Arts and entertainment reports from The Times, national and international news services and the nation’s press.


25 Preservation List Grows: Alfred Hitchcock’s “North by Northwest,” George Lucas’ “American Graffiti” and other classics including “To Kill a Mockingbird” and “Cabaret” were among 25 films honored Wednesday by the Library of Congress for their impact on American culture. The movies were added to the National Film Registry, a list Congress created in 1988 to celebrate American cinema and call attention to the need to preserve the nation’s film heritage. Other films added to the 175-movie list include “The Adventures of Robin Hood,” “All That Heaven Allows,” “The Band Wagon,” “The Day the Earth Stood Still,” “El Norte,” “The Four Horsemen of the Apocalypse,” “Jammin’ the Blues,” the 1920 version of “The Last of the Mohicans,” “The Philadelphia Story” and “Stagecoach.” Librarian of Congress James Billington chose this year’s titles after reviewing about 1,100 films nominated by the public. To be listed on the registry, an American film must be at least 10 years old.


No Holiday Slump Here: “Disney’s Beauty and the Beast” broke its own Shubert Theatre one-week box-office record during the week before Christmas with $1.27 million in ticket sales. The previous Shubert record had been set in April, a week after the musical’s opening, when $1.22 million worth of tickets sold. A spokesman attributed the recent figures to a successful holiday advertising campaign and said many buyers had purchased tickets as presents.

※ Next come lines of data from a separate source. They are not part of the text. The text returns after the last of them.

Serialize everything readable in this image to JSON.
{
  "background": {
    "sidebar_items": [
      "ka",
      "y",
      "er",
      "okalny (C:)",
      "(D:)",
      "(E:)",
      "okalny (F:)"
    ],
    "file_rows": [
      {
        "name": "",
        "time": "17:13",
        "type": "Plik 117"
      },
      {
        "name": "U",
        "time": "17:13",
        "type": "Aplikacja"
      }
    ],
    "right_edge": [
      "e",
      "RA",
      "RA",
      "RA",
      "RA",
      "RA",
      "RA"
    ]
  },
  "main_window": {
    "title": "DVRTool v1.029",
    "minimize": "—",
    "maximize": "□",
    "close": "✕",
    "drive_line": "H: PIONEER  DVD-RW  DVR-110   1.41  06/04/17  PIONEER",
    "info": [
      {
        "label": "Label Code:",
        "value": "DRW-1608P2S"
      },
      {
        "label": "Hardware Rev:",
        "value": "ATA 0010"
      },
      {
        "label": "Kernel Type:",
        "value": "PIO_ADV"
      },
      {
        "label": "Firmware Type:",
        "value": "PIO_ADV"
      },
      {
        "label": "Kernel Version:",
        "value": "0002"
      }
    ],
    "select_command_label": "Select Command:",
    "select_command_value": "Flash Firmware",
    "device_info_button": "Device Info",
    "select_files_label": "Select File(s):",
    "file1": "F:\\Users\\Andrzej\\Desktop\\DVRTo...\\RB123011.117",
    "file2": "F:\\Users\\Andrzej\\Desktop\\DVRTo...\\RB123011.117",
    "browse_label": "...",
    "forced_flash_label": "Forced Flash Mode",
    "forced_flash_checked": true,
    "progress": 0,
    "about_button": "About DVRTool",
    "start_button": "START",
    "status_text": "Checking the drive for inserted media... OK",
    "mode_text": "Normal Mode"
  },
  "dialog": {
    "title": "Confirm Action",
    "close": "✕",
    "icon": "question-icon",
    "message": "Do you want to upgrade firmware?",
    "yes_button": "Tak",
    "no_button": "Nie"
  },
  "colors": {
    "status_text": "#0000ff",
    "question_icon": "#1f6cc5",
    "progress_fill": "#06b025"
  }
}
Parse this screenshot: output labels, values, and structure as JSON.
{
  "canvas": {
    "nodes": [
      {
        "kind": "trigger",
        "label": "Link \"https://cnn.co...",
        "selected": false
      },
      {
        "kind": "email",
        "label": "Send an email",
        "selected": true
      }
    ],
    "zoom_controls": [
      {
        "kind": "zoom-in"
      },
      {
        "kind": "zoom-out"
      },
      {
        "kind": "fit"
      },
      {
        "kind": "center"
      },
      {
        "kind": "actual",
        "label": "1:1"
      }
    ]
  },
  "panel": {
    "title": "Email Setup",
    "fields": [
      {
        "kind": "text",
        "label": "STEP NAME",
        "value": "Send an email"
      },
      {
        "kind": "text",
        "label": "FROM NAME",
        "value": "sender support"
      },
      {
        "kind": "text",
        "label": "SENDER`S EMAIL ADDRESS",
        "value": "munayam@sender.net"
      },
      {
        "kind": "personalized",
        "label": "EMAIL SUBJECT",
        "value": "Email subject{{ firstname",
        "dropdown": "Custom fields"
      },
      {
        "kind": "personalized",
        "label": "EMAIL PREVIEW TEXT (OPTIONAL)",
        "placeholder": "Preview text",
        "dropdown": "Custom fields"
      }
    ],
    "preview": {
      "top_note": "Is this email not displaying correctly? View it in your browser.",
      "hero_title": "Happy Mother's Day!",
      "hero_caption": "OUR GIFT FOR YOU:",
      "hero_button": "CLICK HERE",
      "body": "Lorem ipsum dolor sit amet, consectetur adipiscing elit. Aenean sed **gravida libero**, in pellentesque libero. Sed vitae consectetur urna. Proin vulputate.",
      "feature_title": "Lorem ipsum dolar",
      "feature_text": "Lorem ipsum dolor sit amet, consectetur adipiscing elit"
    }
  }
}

Mail ‘Em, Monroe: Marilyn Monroe graced the best-selling single special-issue postage stamp of 1995, with nationwide sales of 46.3 million units, the U.S. Postal Service reported on Wednesday. Still, the blond bombshell’s likeness couldn’t dethrone the King of Rock ‘n’ Roll--the 1993 Elvis Presley stamp still holds the sales record by a wide margin, having reached the 124-million mark. Among other 1995 bestsellers, a 10-stamp set on jazz musicians sold 30 million sets.


Born to Tour: Bruce Springsteen is getting ready to embark on the second leg of his solo acoustic tour, which opened at Los Angeles’ Wiltern Theatre last month. The Boss said Tuesday that he will resume his tour of small theaters on Jan. 7 in Montreal, with subsequent January dates in Toronto; Detroit; Youngstown, Ohio; Cleveland; St. Louis; New Orleans; Houston; Austin; and Atlanta. Additional U.S. dates for early February are yet to be announced. Springsteen’s most extensive tour since 1992 will continue with European shows in late February, March and early April, followed by dates elsewhere continuing through the summer.


Films Narrated for Blind: Blockbuster Video in Woodland Hills is one of 10 Blockbuster stores nationwide to participate in a test program offering feature films and other videos with enhanced narration for visually impaired customers. The videos, provided by Descriptive Video Service, include narration describing the programs’ key visual elements--including action, subtitles, scene changes, graphics and body language. The program, the first by a national video chain, offers 16 titles, including “The Lion King,” “Beauty and the Beast,” “Forrest Gump,” “The Godfather,” “Patriot Games,” “Hunt for Red October,” “The Joy Luck Club,” “Schindler’s List,” “The Sound of Music” and “Star Wars.”



Japanese filmmaker Akira Kurosawa has branched into the aircraft business. He has designed seven interpretations of the rainbow that will be painted on 10 MD-90 aircraft ordered by Japan Air System for use in Japan. The first of the series, painted with long, bold, swirling strokes in the colors of the rainbow, was unveiled in Long Beach last week. . . . The Los Angeles County Museum of Art will examine the 25-year film career of actor Jeff Bridges in a retrospective featuring screenings on Fridays and Saturdays throughout January. Among the 16 films to be shown are “The Last Picture Show” (1971), “Thunderbolt and Lightfoot” (1974), “The Fabulous Baker Boys” (1989), “The Fisher King” (1991) and “Fearless” (1993). . . . ABC News’ Ted Koppel will host the 54th Alfred I. du Pont/Columbia University Awards for excellence in broadcast journalism, which air on PBS Jan. 25. Presenters include CBS’ Lesley Stahl, PBS’ Charlie Rose, NBC’s Tim Russert, CNN’s Ralph Begleiter and NPR’s Daniel Schorr. . . . Actresses Kellie Martin and Patti LuPone, who starred together as mother and daughter for four years in the TV drama “Life Goes On,” reunite in the upcoming NBC movie “The Morning After,” which began production in Los Angeles this week. Martin plays a troubled teenager wrongly accused of the murder of her boyfriend; LuPone once again plays Martin’s mother.